Thread drift warning.....
Cowboy,
Couldn't agree more but rarely run across folks that have figured this out. What do you do for a living/what is your training?

The Harvard Medical School crippled several generations of Americans when they made this push away from fat forty years ago. It made children difficult to teach and caused millions of adults to acquire and suffer from metabolic syndrome (type II diabetes, hypertension, and hyperlipidosis/high cholesterol) as we substituted calories from simpler, more rapidly metabolized, more glucogenic carbohydrates rather than fat.
That advice from this vaunted institution ranks right up there in crimes against humanity in my view.

Parts of their faculty have rescinded that advice but very quietly. It remains as part of the medical lexicon in most quarters. Wrongly.

Good for you. Live long and prosper.
 
Let's not confuse a jar full of solid butter, with a few tiny solids forming n heavy cream. There is a massive divide between possible and probable. Again, look at Hopcar (post #23) reporting curdling.

Would it be possible in a slow, rolling trawler? probably not. How about banging away in a planing boat for 4-6 hours. Maybe?



Well there was this one time long ago in my bil 24 bayliner that left me with bone spurs in my spine.

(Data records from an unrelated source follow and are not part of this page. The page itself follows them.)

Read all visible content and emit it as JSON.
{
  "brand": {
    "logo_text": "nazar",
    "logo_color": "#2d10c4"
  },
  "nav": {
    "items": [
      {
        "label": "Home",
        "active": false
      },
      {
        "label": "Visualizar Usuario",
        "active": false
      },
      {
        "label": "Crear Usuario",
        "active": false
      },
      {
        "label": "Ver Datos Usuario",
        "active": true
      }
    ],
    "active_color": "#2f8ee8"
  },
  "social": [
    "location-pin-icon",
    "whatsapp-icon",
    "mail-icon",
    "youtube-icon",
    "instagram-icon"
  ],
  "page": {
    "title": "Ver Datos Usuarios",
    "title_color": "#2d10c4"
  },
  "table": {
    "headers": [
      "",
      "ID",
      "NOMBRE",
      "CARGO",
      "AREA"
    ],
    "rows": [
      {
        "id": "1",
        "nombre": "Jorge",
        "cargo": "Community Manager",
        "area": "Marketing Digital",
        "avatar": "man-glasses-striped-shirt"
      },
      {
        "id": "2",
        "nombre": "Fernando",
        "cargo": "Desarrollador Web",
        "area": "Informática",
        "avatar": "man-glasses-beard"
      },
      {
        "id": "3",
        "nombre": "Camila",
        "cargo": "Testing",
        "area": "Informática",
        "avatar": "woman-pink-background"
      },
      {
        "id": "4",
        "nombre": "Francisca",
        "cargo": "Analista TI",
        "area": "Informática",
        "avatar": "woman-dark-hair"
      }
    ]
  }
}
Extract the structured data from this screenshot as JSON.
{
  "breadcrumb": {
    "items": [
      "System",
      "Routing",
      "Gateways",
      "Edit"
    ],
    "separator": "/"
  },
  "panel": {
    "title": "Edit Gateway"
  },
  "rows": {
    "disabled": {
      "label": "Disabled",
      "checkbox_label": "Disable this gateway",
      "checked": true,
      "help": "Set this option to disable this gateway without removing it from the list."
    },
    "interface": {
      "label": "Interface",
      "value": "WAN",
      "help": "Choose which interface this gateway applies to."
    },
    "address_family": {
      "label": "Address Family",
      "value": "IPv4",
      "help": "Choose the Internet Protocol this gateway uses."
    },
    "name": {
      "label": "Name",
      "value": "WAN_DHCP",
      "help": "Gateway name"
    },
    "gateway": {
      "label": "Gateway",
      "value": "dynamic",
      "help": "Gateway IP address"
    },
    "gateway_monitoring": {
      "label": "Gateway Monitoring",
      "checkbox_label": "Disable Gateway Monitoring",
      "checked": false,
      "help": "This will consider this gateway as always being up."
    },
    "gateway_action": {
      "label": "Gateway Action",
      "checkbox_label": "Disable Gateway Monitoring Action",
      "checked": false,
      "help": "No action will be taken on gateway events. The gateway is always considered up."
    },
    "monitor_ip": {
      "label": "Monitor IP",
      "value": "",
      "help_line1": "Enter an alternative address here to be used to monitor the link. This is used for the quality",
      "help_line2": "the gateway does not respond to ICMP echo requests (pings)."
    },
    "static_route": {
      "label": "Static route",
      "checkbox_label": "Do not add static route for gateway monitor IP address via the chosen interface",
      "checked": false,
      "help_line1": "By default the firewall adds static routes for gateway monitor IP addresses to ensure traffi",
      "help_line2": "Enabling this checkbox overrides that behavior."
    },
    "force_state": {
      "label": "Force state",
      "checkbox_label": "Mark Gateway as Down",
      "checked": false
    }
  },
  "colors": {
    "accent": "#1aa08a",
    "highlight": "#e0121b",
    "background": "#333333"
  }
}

But we didn’t have any cream with us that day and I refuse to repeat the experiment.

Im full time keto and carry cream nearly all the time, it’s not a problem irl. That’s the best I can do!
 
Thread drift warning.....
Cowboy,
Couldn't agree more but rarely run across folks that have figured this out. What do you do for a living/what is your training?

The Harvard Medical School crippled several generations of Americans when they made this push away from fat forty years ago. It made children difficult to teach and caused millions of adults to acquire and suffer from metabolic syndrome (type II diabetes, hypertension, and hyperlipidosis/high cholesterol) as we substituted calories from simpler, more rapidly metabolized, more glucogenic carbohydrates rather than fat.
That advice from this vaunted institution ranks right up there in crimes against humanity in my view.

Parts of their faculty have rescinded that advice but very quietly. It remains as part of the medical lexicon in most quarters. Wrongly.

Good for you. Live long and prosper.

Bill, does that mean eating cheese is why I’m so smart? If I put butter and cheese on pasta does that cancel the carbs?
 
Medical background. Surgeon, but with an interest in metabolism. Yeah, I did drift there. Sorry about that.